Assuming you use a discrete Fourier transform to look at frequencies, then you have to be careful about how to interpret the normalized frequencies back into physical ones (i.e. Hz).
According to the FFTW tutorial on how to calculate the power spectrum of a signal:
#include <rfftw.h>
...
{
fftw_real in[N], out[N], power_spectrum[N/2+1];
rfftw_plan p;
int k;
...
p = rfftw_create_plan(N, FFTW_REAL_TO_COMPLEX, FFTW_ESTIMATE);
...
rfftw_one(p, in, out);
power_spectrum[0] = out[0]*out[0]; /* DC component */
for (k = 1; k < (N+1)/2; ++k) /* (k < N/2 rounded up) */
power_spectrum[k] = out[k]*out[k] + out[N-k]*out[N-k];
if (N % 2 == 0) /* N is even */
power_spectrum[N/2] = out[N/2]*out[N/2]; /* Nyquist freq. */
...
rfftw_destroy_plan(p);
}
Note it handles data lengths that are not even. Note particularly if the data length is given, FFTW will give you a "bin" corresponding to the Nyquist frequency (sample rate divided by 2). Otherwise, you don't get it (i.e. the last bin is just below Nyquist).

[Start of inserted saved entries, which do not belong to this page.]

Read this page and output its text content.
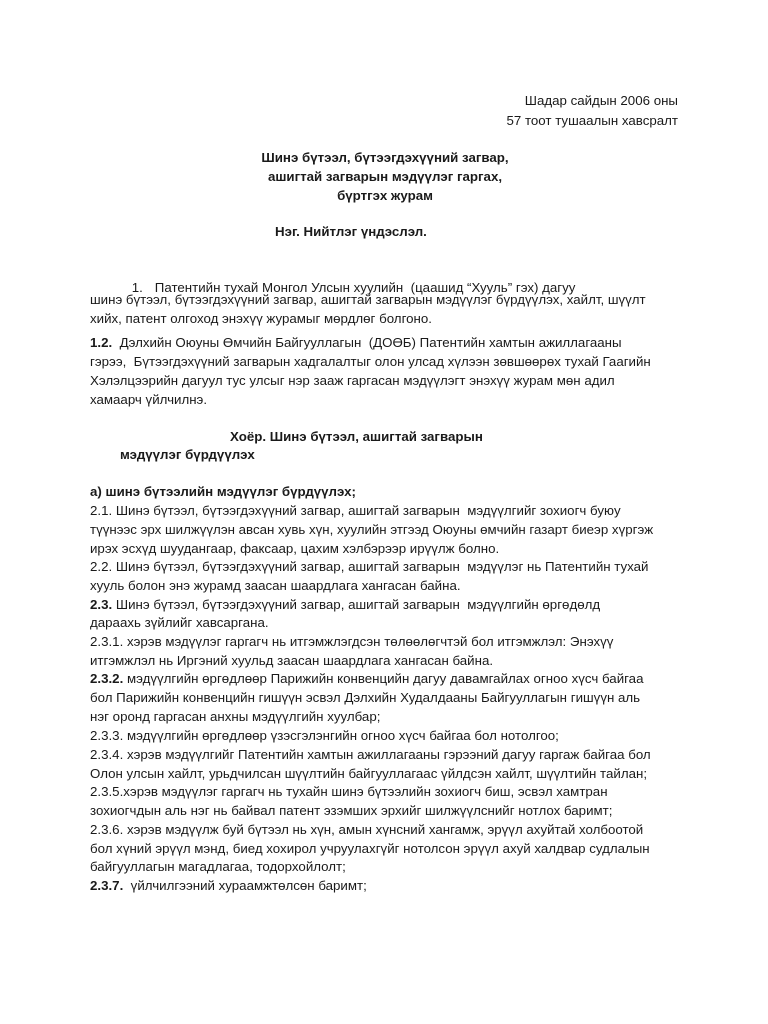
Шадар сайдын 2006 оны
57 тоот тушаалын хавсралт
Шинэ бүтээл, бүтээгдэхүүний загвар,
ашигтай загварын мэдүүлэг гаргах,
бүртгэх журам
Нэг. Нийтлэг үндэслэл.

1. Патентийн тухай Монгол Улсын хуулийн  (цаашид “Хууль” гэх) дагуу

шинэ бүтээл, бүтээгдэхүүний загвар, ашигтай загварын мэдүүлэг бүрдүүлэх, хайлт, шүүлт
хийх, патент олгоход энэхүү журамыг мөрдлөг болгоно.
1.2.  Дэлхийн Оюуны Өмчийн Байгууллагын  (ДОӨБ) Патентийн хамтын ажиллагааны
гэрээ,  Бүтээгдэхүүний загварын хадгалалтыг олон улсад хүлээн зөвшөөрөх тухай Гаагийн
Хэлэлцээрийн дагуул тус улсыг нэр зааж гаргасан мэдүүлэгт энэхүү журам мөн адил
хамаарч үйлчилнэ.
Хоёр. Шинэ бүтээл, ашигтай загварын
мэдүүлэг бүрдүүлэх
а) шинэ бүтээлийн мэдүүлэг бүрдүүлэх;
2.1. Шинэ бүтээл, бүтээгдэхүүний загвар, ашигтай загварын  мэдүүлгийг зохиогч буюу
түүнээс эрх шилжүүлэн авсан хувь хүн, хуулийн этгээд Оюуны өмчийн газарт биеэр хүргэж
ирэх эсхүд шуудангаар, факсаар, цахим хэлбэрээр ирүүлж болно.
2.2. Шинэ бүтээл, бүтээгдэхүүний загвар, ашигтай загварын  мэдүүлэг нь Патентийн тухай
хууль болон энэ журамд заасан шаардлага хангасан байна.
2.3. Шинэ бүтээл, бүтээгдэхүүний загвар, ашигтай загварын  мэдүүлгийн өргөдөлд
дараахь зүйлийг хавсаргана.
2.3.1. хэрэв мэдүүлэг гаргагч нь итгэмжлэгдсэн төлөөлөгчтэй бол итгэмжлэл: Энэхүү
итгэмжлэл нь Иргэний хуульд заасан шаардлага хангасан байна.
2.3.2. мэдүүлгийн өргөдлөөр Парижийн конвенцийн дагуу давамгайлах огноо хүсч байгаа
бол Парижийн конвенцийн гишүүн эсвэл Дэлхийн Худалдааны Байгууллагын гишүүн аль
нэг оронд гаргасан анхны мэдүүлгийн хуулбар;
2.3.3. мэдүүлгийн өргөдлөөр үзэсгэлэнгийн огноо хүсч байгаа бол нотолгоо;
2.3.4. хэрэв мэдүүлгийг Патентийн хамтын ажиллагааны гэрээний дагуу гаргаж байгаа бол
Олон улсын хайлт, урьдчилсан шүүлтийн байгууллагаас үйлдсэн хайлт, шүүлтийн тайлан;
2.3.5.хэрэв мэдүүлэг гаргагч нь тухайн шинэ бүтээлийн зохиогч биш, эсвэл хамтран
зохиогчдын аль нэг нь байвал патент эзэмших эрхийг шилжүүлснийг нотлох баримт;
2.3.6. хэрэв мэдүүлж буй бүтээл нь хүн, амын хүнсний хангамж, эрүүл ахуйтай холбоотой
бол хүний эрүүл мэнд, биед хохирол учруулахгүйг нотолсон эрүүл ахуй халдвар судлалын
байгууллагын магадлагаа, тодорхойлолт;
2.3.7.  үйлчилгээний хураамжтөлсөн баримт;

A MATLAB example is similar, but they are choosing the length of 1000 (an even number) for the example:
N = length(x);
xdft = fft(x);
xdft = xdft(1:N/2+1);
psdx = (1/(Fs*N)).*abs(xdft).^2;
psdx(2:end-1) = 2*psdx(2:end-1);
freq = 0:Fs/length(x):Fs/2;
In general, it can be implementation (of the DFT) dependent. You should create a test pure sine wave at a known frequency and then make sure the calculation gives the same number.
Frequency = speed/wavelength.
Wavelength is the distance between the two peaks.